When Brewster Kahle finally released a public statement on the controversy surrounding the Internet Archive’s pirate site, the Open Library, Kahle didn’t say the Open Library was shutting down, and he didn’t apologize, but he did make the claim that the IA promptly responded to DMCA notices:
When a rights holder wants a work that was uploaded by a user taken down, a well known “Notice and Takedown” procedure is in place. The Internet Archive takes prompt action and follows the procedure, generally resulting in the work being taken down.
As I pointed out a month ago, the IA had taken 3 weeks to not respond to a takedown notice, so their response could not possibly be described as prompt.
But based on the experiences Victoria Strauss recounted today I would say that “glacial ” would be a better term.
Victoria Strauss just published a post over at Writer Beware where she lays out the steps she took to try to get one of her books removed from the Open Library pirate site.
Sending a DMCA notice didn’t work, but making a legal threat on the IA’s blog did:
One of the questions that has concerned SFWA and other writers’ groups is how the IA responds to DMCA notices. So on January 1, I sent one for Passion Blue.
No response. On January 9, I sent another.
Still nothing. On January 25, I sent a third DMCA notice.
Well, this was annoying, especially since, in a January 24 post to the Internet Archive blog, IA founder Brewster Kahle promised “prompt action” on DMCA requests. But hey, maybe the IA folks were just swamped with takedown notices and were working through a big backlog. I resolved to be patient.

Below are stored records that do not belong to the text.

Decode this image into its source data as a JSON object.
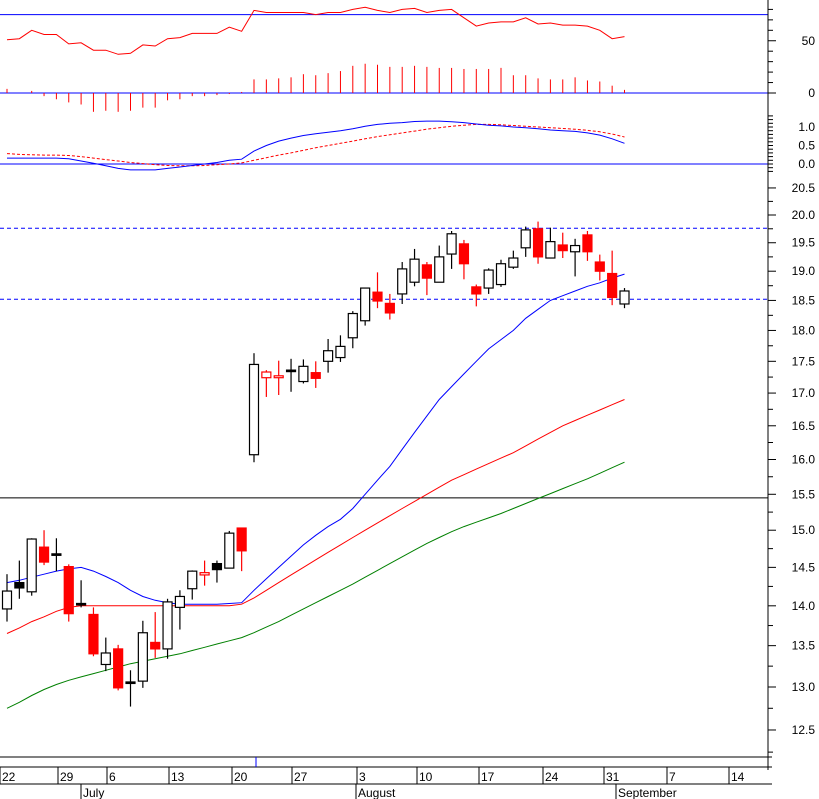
{
  "chart_data": {
    "type": "candlestick",
    "title": "",
    "colors": {
      "up_body": "#ffffff",
      "down_body": "#ff0000",
      "outline": "#000000",
      "ma_fast": "#0000ff",
      "ma_mid": "#ff0000",
      "ma_slow": "#008000",
      "guide": "#0000ff",
      "oscillator": "#ff0000"
    },
    "candles_ohlc_style": [
      [
        13.96,
        14.41,
        13.8,
        14.19,
        "u"
      ],
      [
        14.3,
        14.59,
        14.09,
        14.23,
        "k"
      ],
      [
        14.18,
        14.89,
        14.13,
        14.88,
        "u"
      ],
      [
        14.77,
        15.0,
        14.53,
        14.57,
        "d"
      ],
      [
        14.68,
        14.89,
        14.45,
        14.68,
        "k"
      ],
      [
        14.51,
        14.54,
        13.8,
        13.9,
        "d"
      ],
      [
        14.03,
        14.33,
        13.98,
        14.03,
        "k"
      ],
      [
        13.89,
        13.98,
        13.37,
        13.4,
        "d"
      ],
      [
        13.27,
        13.6,
        13.19,
        13.41,
        "u"
      ],
      [
        13.46,
        13.51,
        12.96,
        12.99,
        "d"
      ],
      [
        13.06,
        13.2,
        12.77,
        13.06,
        "k"
      ],
      [
        13.07,
        13.81,
        12.99,
        13.66,
        "u"
      ],
      [
        13.54,
        13.92,
        13.35,
        13.46,
        "d"
      ],
      [
        13.46,
        14.09,
        13.34,
        14.05,
        "u"
      ],
      [
        13.98,
        14.2,
        13.7,
        14.12,
        "u"
      ],
      [
        14.22,
        14.46,
        14.08,
        14.45,
        "u"
      ],
      [
        14.4,
        14.59,
        14.26,
        14.43,
        "r"
      ],
      [
        14.55,
        14.59,
        14.3,
        14.47,
        "k"
      ],
      [
        14.49,
        14.99,
        14.49,
        14.96,
        "u"
      ],
      [
        15.03,
        15.03,
        14.45,
        14.72,
        "d"
      ],
      [
        16.07,
        17.63,
        15.96,
        17.45,
        "u"
      ],
      [
        17.24,
        17.36,
        16.94,
        17.33,
        "r"
      ],
      [
        17.24,
        17.51,
        16.97,
        17.27,
        "r"
      ],
      [
        17.36,
        17.54,
        17.02,
        17.36,
        "k"
      ],
      [
        17.18,
        17.53,
        17.15,
        17.42,
        "u"
      ],
      [
        17.32,
        17.5,
        17.08,
        17.23,
        "d"
      ],
      [
        17.5,
        17.86,
        17.32,
        17.67,
        "u"
      ],
      [
        17.56,
        17.92,
        17.49,
        17.74,
        "u"
      ],
      [
        17.88,
        18.32,
        17.71,
        18.28,
        "u"
      ],
      [
        18.16,
        18.71,
        18.08,
        18.71,
        "u"
      ],
      [
        18.64,
        18.98,
        18.37,
        18.49,
        "d"
      ],
      [
        18.45,
        18.61,
        18.18,
        18.29,
        "d"
      ],
      [
        18.61,
        19.16,
        18.44,
        19.04,
        "u"
      ],
      [
        18.81,
        19.39,
        18.74,
        19.21,
        "u"
      ],
      [
        19.11,
        19.16,
        18.59,
        18.88,
        "d"
      ],
      [
        18.81,
        19.45,
        18.81,
        19.25,
        "u"
      ],
      [
        19.3,
        19.71,
        19.04,
        19.66,
        "u"
      ],
      [
        19.48,
        19.55,
        18.86,
        19.13,
        "d"
      ],
      [
        18.73,
        18.77,
        18.4,
        18.61,
        "d"
      ],
      [
        18.71,
        19.05,
        18.61,
        19.02,
        "u"
      ],
      [
        18.77,
        19.2,
        18.73,
        19.13,
        "u"
      ],
      [
        19.07,
        19.36,
        19.04,
        19.23,
        "u"
      ],
      [
        19.41,
        19.79,
        19.25,
        19.73,
        "u"
      ],
      [
        19.75,
        19.88,
        19.13,
        19.25,
        "d"
      ],
      [
        19.23,
        19.77,
        19.23,
        19.52,
        "u"
      ],
      [
        19.46,
        19.68,
        19.23,
        19.36,
        "d"
      ],
      [
        19.34,
        19.57,
        18.91,
        19.45,
        "u"
      ],
      [
        19.64,
        19.71,
        19.18,
        19.34,
        "d"
      ],
      [
        19.16,
        19.29,
        18.84,
        19.0,
        "d"
      ],
      [
        18.96,
        19.36,
        18.42,
        18.55,
        "d"
      ],
      [
        18.44,
        18.71,
        18.37,
        18.66,
        "u"
      ]
    ],
    "ma_fast": [
      14.3,
      14.33,
      14.37,
      14.41,
      14.45,
      14.48,
      14.5,
      14.45,
      14.38,
      14.3,
      14.2,
      14.12,
      14.07,
      14.04,
      14.02,
      14.02,
      14.02,
      14.02,
      14.03,
      14.04,
      14.2,
      14.35,
      14.5,
      14.65,
      14.8,
      14.93,
      15.05,
      15.15,
      15.3,
      15.5,
      15.7,
      15.9,
      16.15,
      16.4,
      16.65,
      16.9,
      17.1,
      17.3,
      17.5,
      17.7,
      17.85,
      18.0,
      18.2,
      18.35,
      18.5,
      18.58,
      18.66,
      18.74,
      18.8,
      18.88,
      18.95
    ],
    "ma_mid": [
      13.65,
      13.72,
      13.8,
      13.86,
      13.93,
      13.98,
      14.0,
      14.0,
      14.0,
      14.0,
      14.0,
      14.0,
      14.0,
      14.0,
      14.0,
      14.0,
      14.0,
      14.0,
      14.0,
      14.02,
      14.1,
      14.2,
      14.3,
      14.4,
      14.5,
      14.6,
      14.7,
      14.8,
      14.9,
      15.0,
      15.1,
      15.2,
      15.3,
      15.4,
      15.5,
      15.6,
      15.7,
      15.78,
      15.86,
      15.94,
      16.02,
      16.1,
      16.2,
      16.3,
      16.4,
      16.5,
      16.58,
      16.66,
      16.74,
      16.82,
      16.9
    ],
    "ma_slow": [
      12.75,
      12.82,
      12.9,
      12.97,
      13.03,
      13.08,
      13.12,
      13.16,
      13.2,
      13.24,
      13.28,
      13.31,
      13.34,
      13.37,
      13.4,
      13.44,
      13.48,
      13.52,
      13.56,
      13.6,
      13.66,
      13.73,
      13.8,
      13.88,
      13.96,
      14.04,
      14.12,
      14.2,
      14.28,
      14.37,
      14.46,
      14.55,
      14.64,
      14.73,
      14.82,
      14.9,
      14.98,
      15.05,
      15.11,
      15.17,
      15.23,
      15.3,
      15.37,
      15.44,
      15.51,
      15.58,
      15.65,
      15.72,
      15.8,
      15.88,
      15.96
    ],
    "price_hlines": {
      "dashed": [
        19.76,
        18.52
      ],
      "solid": [
        15.45
      ]
    },
    "price_ylim": [
      12.2,
      20.8
    ],
    "price_scale": "log",
    "price_ticks": [
      "20.5",
      "20.0",
      "19.5",
      "19.0",
      "18.5",
      "18.0",
      "17.5",
      "17.0",
      "16.5",
      "16.0",
      "15.5",
      "15.0",
      "14.5",
      "14.0",
      "13.5",
      "13.0",
      "12.5"
    ],
    "oscillator": {
      "line": [
        51,
        52,
        60,
        56,
        56,
        47,
        48,
        41,
        41,
        37,
        38,
        46,
        45,
        52,
        53,
        57,
        57,
        57,
        63,
        59,
        79,
        77,
        77,
        77,
        77,
        75,
        77,
        77,
        80,
        82,
        79,
        77,
        80,
        81,
        77,
        79,
        80,
        72,
        64,
        67,
        68,
        68,
        72,
        66,
        67,
        65,
        65,
        64,
        60,
        52,
        54
      ],
      "histogram": [
        4,
        0,
        2,
        -3,
        -6,
        -9,
        -11,
        -18,
        -17,
        -18,
        -17,
        -14,
        -14,
        -7,
        -6,
        -3,
        -3,
        -2,
        -1,
        1,
        13,
        13,
        14,
        15,
        18,
        17,
        19,
        21,
        26,
        28,
        27,
        25,
        25,
        26,
        25,
        24,
        24,
        23,
        23,
        23,
        24,
        17,
        17,
        14,
        13,
        13,
        15,
        12,
        11,
        7,
        3
      ],
      "hline": 75,
      "ticks": [
        "50",
        "0"
      ]
    },
    "macd": {
      "macd": [
        0.16,
        0.16,
        0.16,
        0.16,
        0.16,
        0.14,
        0.08,
        0.02,
        -0.05,
        -0.12,
        -0.16,
        -0.16,
        -0.16,
        -0.12,
        -0.08,
        -0.04,
        0,
        0.04,
        0.1,
        0.13,
        0.35,
        0.5,
        0.62,
        0.7,
        0.77,
        0.82,
        0.86,
        0.9,
        0.95,
        1.02,
        1.07,
        1.1,
        1.12,
        1.15,
        1.16,
        1.16,
        1.14,
        1.12,
        1.08,
        1.05,
        1.03,
        1.0,
        0.98,
        0.95,
        0.92,
        0.9,
        0.88,
        0.84,
        0.78,
        0.68,
        0.56
      ],
      "signal": [
        0.28,
        0.26,
        0.25,
        0.24,
        0.24,
        0.23,
        0.2,
        0.16,
        0.12,
        0.08,
        0.04,
        0.01,
        -0.02,
        -0.04,
        -0.05,
        -0.05,
        -0.04,
        -0.02,
        0,
        0.03,
        0.1,
        0.17,
        0.24,
        0.3,
        0.37,
        0.44,
        0.5,
        0.56,
        0.62,
        0.68,
        0.74,
        0.79,
        0.84,
        0.89,
        0.94,
        0.98,
        1.02,
        1.05,
        1.07,
        1.07,
        1.06,
        1.04,
        1.02,
        1.0,
        0.98,
        0.96,
        0.94,
        0.91,
        0.87,
        0.81,
        0.73
      ],
      "ticks": [
        "1.0",
        "0.5",
        "0.0"
      ]
    },
    "x_day_labels": [
      "22",
      "29",
      "6",
      "13",
      "20",
      "27",
      "3",
      "10",
      "17",
      "24",
      "31",
      "7",
      "14"
    ],
    "x_month_labels": [
      "July",
      "August",
      "September"
    ]
  }
}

Then, on January 27, author Virginia Anderson alerted me to her blog post about her experience with Open Library and the IA. Like me, she’d found one of her books available, had sent DMCA notices, and had heard nothing back. Frustrated, she posted a comment on the IA blog, indicating that she’d be seeking legal advice if she didn’t get a reply (the IA blog is moderated, and Ms. Anderson’s comment never appeared publicly). Within 36 hours, the IA responded in email, and the digitized versions of her book were taken down.
Well, I thought, I can do that. So on January 28, I hopped on over to the IA blog and posted this comment:
I made a screenshot because I was pretty sure it wouldn’t be let through, and I was right. However, within 24 hours I got an email identical to the one Virginia Anderson received, ostensibly in response to my third DMCA notice.

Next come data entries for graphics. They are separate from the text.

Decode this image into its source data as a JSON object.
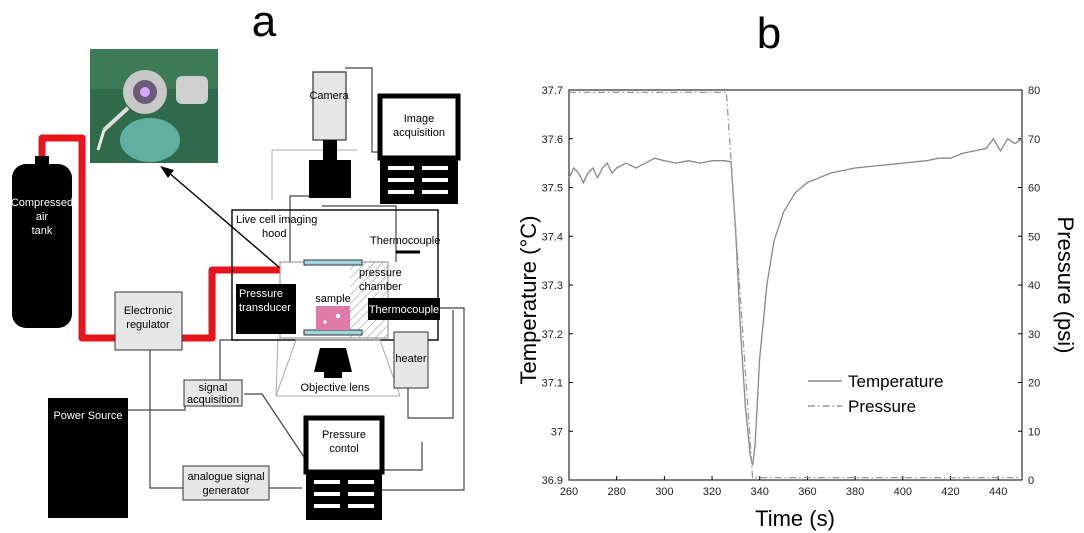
{
  "panel_a": {
    "letter": "a",
    "labels": {
      "camera": "Camera",
      "image_acquisition": [
        "Image",
        "acquisition"
      ],
      "compressed_air_tank": [
        "Compressed",
        "air",
        "tank"
      ],
      "live_cell_imaging_hood": [
        "Live cell imaging",
        "hood"
      ],
      "thermocouple_top": "Thermocouple",
      "pressure_chamber": [
        "pressure",
        "chamber"
      ],
      "pressure_transducer": [
        "Pressure",
        "transducer"
      ],
      "sample": "sample",
      "thermocouple_bottom": "Thermocouple",
      "electronic_regulator": [
        "Electronic",
        "regulator"
      ],
      "heater": "heater",
      "objective_lens": "Objective lens",
      "signal_acquisition": [
        "signal",
        "acquisition"
      ],
      "power_source": "Power Source",
      "pressure_control": [
        "Pressure",
        "contol"
      ],
      "analogue_signal_generator": [
        "analogue signal",
        "generator"
      ]
    },
    "colors": {
      "air_line": "#e8141b",
      "sample": "#e07aa8",
      "window": "#9fd6e2"
    }
  },
  "panel_b": {
    "letter": "b",
    "chart_data": {
      "type": "line",
      "xlabel": "Time (s)",
      "ylabel": "Temperature (°C)",
      "ylabel_right": "Pressure (psi)",
      "xlim": [
        260,
        450
      ],
      "ylim": [
        36.9,
        37.7
      ],
      "ylim_right": [
        0,
        80
      ],
      "x_ticks": [
        "260",
        "280",
        "300",
        "320",
        "340",
        "360",
        "380",
        "400",
        "420",
        "440"
      ],
      "y_ticks": [
        "36.9",
        "37",
        "37.1",
        "37.2",
        "37.3",
        "37.4",
        "37.5",
        "37.6",
        "37.7"
      ],
      "y_ticks_right": [
        "0",
        "10",
        "20",
        "30",
        "40",
        "50",
        "60",
        "70",
        "80"
      ],
      "legend_position": "right-center",
      "series": [
        {
          "name": "Temperature",
          "axis": "left",
          "style": "solid",
          "color": "#888888",
          "x": [
            260,
            262,
            264,
            266,
            268,
            270,
            272,
            274,
            276,
            278,
            280,
            284,
            288,
            292,
            296,
            300,
            305,
            310,
            315,
            320,
            325,
            328,
            330,
            332,
            334,
            336,
            337,
            338,
            340,
            343,
            346,
            350,
            355,
            360,
            365,
            370,
            380,
            390,
            400,
            410,
            415,
            420,
            425,
            430,
            435,
            438,
            441,
            444,
            447,
            450
          ],
          "values": [
            37.52,
            37.54,
            37.53,
            37.51,
            37.53,
            37.54,
            37.52,
            37.54,
            37.55,
            37.53,
            37.54,
            37.55,
            37.54,
            37.55,
            37.56,
            37.555,
            37.55,
            37.555,
            37.55,
            37.555,
            37.555,
            37.553,
            37.4,
            37.2,
            37.05,
            36.95,
            36.93,
            36.97,
            37.15,
            37.3,
            37.39,
            37.45,
            37.49,
            37.51,
            37.52,
            37.53,
            37.54,
            37.545,
            37.55,
            37.555,
            37.56,
            37.56,
            37.57,
            37.575,
            37.58,
            37.6,
            37.575,
            37.6,
            37.59,
            37.6
          ]
        },
        {
          "name": "Pressure",
          "axis": "right",
          "style": "dash-dot",
          "color": "#999999",
          "x": [
            260,
            326,
            337,
            350,
            450
          ],
          "values": [
            79.5,
            79.5,
            0.5,
            0.5,
            0.5
          ]
        }
      ]
    }
  }
}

On checking Open Library, I found not just that Passion Blue was gone, but the other three books had been taken down as well. (The encrypted DAISY versions are still available, but I have no quarrel with that; many publishing contracts allow publishers to grant rights to non-profit organizations that serve the visually impaired, without compensation to the author).
Have you had any luck getting your books removed from that pirate site?